Pity the masklophobics at this time of year, terrified of masks and costumes. Where do our fears come from? Research has shown that phobias can be passed down through generations. Which would explain my fear of mice. And flying. Not that every phobia our parents pass on to us is as rational or as common as these. One of my friends is afraid of peaches, because her mum once told her that if she swallowed the stone, a peach tree would grow in her stomach. Another can’t use the first toilet cubicle in any restaurant, service station or pub, because her mum claimed it was the most popular and therefore the most germ-ridden. My husband still regards swans with suspicion, having been assured as a child that they can break your arm. Has anyone ever had their arm broken by a swan? I feel we need to know. Illogical as these phobias might be, they persist; learned behaviours that years of post-rationalising can’t undo. The most common fear in the UK isn’t spiders or heights, but public speaking. Brave as they try to be, for some people, fear isn’t simply something delicious they indulge in on 31 October, that dissipates once the last ghost costume is packed away.

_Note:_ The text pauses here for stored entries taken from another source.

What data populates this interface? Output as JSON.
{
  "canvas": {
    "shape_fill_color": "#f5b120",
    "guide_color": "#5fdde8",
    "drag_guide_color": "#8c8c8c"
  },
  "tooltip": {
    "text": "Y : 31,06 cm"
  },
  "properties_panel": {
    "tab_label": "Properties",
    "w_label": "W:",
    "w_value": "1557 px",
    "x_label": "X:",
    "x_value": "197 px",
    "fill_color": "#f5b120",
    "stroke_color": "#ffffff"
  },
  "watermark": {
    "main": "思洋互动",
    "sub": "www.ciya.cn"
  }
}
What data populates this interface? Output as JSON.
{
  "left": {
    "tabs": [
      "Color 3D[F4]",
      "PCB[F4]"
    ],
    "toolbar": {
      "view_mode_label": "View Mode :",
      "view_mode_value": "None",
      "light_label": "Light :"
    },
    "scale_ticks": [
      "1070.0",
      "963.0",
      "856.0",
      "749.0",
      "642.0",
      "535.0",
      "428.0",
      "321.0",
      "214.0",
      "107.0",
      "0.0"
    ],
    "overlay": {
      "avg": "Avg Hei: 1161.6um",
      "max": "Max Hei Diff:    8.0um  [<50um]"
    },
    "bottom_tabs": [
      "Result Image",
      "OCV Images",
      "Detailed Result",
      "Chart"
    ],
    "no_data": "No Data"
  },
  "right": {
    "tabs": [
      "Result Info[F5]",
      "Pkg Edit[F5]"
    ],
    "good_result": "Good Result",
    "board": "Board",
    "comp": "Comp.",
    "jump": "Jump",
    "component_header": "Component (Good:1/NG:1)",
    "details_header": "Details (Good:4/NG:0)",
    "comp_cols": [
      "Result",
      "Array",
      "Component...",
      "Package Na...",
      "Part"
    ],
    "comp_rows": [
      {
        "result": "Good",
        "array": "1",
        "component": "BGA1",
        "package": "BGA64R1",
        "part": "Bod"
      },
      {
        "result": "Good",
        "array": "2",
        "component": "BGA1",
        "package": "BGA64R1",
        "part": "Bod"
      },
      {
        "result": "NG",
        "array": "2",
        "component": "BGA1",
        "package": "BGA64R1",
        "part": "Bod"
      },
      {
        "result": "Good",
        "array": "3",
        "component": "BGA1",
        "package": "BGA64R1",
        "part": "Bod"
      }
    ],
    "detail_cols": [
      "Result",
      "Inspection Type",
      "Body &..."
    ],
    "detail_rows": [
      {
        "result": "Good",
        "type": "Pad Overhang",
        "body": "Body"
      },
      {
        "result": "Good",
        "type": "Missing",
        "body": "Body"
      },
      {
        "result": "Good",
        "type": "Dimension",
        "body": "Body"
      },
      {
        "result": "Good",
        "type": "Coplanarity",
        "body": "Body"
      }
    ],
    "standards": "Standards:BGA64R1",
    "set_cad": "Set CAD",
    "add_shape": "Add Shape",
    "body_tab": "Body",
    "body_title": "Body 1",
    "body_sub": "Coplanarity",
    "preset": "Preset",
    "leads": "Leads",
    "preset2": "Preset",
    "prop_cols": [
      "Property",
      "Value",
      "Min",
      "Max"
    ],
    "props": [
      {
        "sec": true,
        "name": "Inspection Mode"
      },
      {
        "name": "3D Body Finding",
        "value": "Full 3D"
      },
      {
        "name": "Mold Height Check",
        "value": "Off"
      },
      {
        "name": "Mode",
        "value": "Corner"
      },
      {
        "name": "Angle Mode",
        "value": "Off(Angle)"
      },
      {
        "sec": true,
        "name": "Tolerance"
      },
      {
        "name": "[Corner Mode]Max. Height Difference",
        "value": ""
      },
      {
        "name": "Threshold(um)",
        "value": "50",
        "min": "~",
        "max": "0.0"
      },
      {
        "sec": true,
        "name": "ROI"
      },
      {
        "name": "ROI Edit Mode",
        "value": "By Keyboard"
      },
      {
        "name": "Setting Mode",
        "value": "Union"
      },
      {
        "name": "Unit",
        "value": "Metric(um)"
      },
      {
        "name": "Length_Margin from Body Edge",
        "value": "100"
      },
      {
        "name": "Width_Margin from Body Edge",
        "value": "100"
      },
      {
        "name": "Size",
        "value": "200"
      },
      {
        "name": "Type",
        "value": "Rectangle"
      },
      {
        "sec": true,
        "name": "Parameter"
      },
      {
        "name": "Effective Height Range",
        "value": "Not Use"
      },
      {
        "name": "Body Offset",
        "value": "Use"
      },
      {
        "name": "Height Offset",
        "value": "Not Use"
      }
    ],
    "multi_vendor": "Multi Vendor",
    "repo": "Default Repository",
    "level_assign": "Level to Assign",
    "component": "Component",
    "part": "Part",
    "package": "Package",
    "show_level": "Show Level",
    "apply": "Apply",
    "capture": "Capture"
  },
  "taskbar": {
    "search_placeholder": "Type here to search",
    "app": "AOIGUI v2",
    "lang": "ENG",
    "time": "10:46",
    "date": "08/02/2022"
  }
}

Be kind, be tolerant and try not to hate on swans = rules to live by. 

Contactless sport

(Getty Images)

I saw my first ‘tap to tip’ sign this week, strapped to the microphone stand of a busker in Tottenham Court Road Tube station, right next to his contactless card machine. The scheme was introduced last year, and while it’s convenient and, no doubt, lucrative (the suggested donation was £2), it looks strangely jarring. If even buskers can be paid by card, it bodes ill for charities, not least November’s Poppy Appeal. According to one volunteer, only an estimated 5 per cent of the people he rattled his tin at last year made donations: not because they didn’t want to, but because they weren’t carrying cash. Dig deep, Londoners. There’s a quid in that pocket somewhere. 

A vision in caramel

Sarah Snook in Succession

Halloween it might be, but the only people wearing black in this town will be the witches. Everyone else, it seems, is wearing brown. Call it rust, toffee, chestnut or camel — it all amounts to the same thing, which is that black is over unless you are a diehard goth. For a masterclass in how to wear it, look no further than Shiv Roy (masterfully played by Sarah Snook), star of Succession and my ginger queen. It’s only her magnificent autumnal tones that prevent me from being convinced that Shiv is, in fact, Shirley Manson, lead singer of Garbage. And it can’t only be me who has noticed this. A cameo for Shirley as Shiv’s long-lost twin in season three?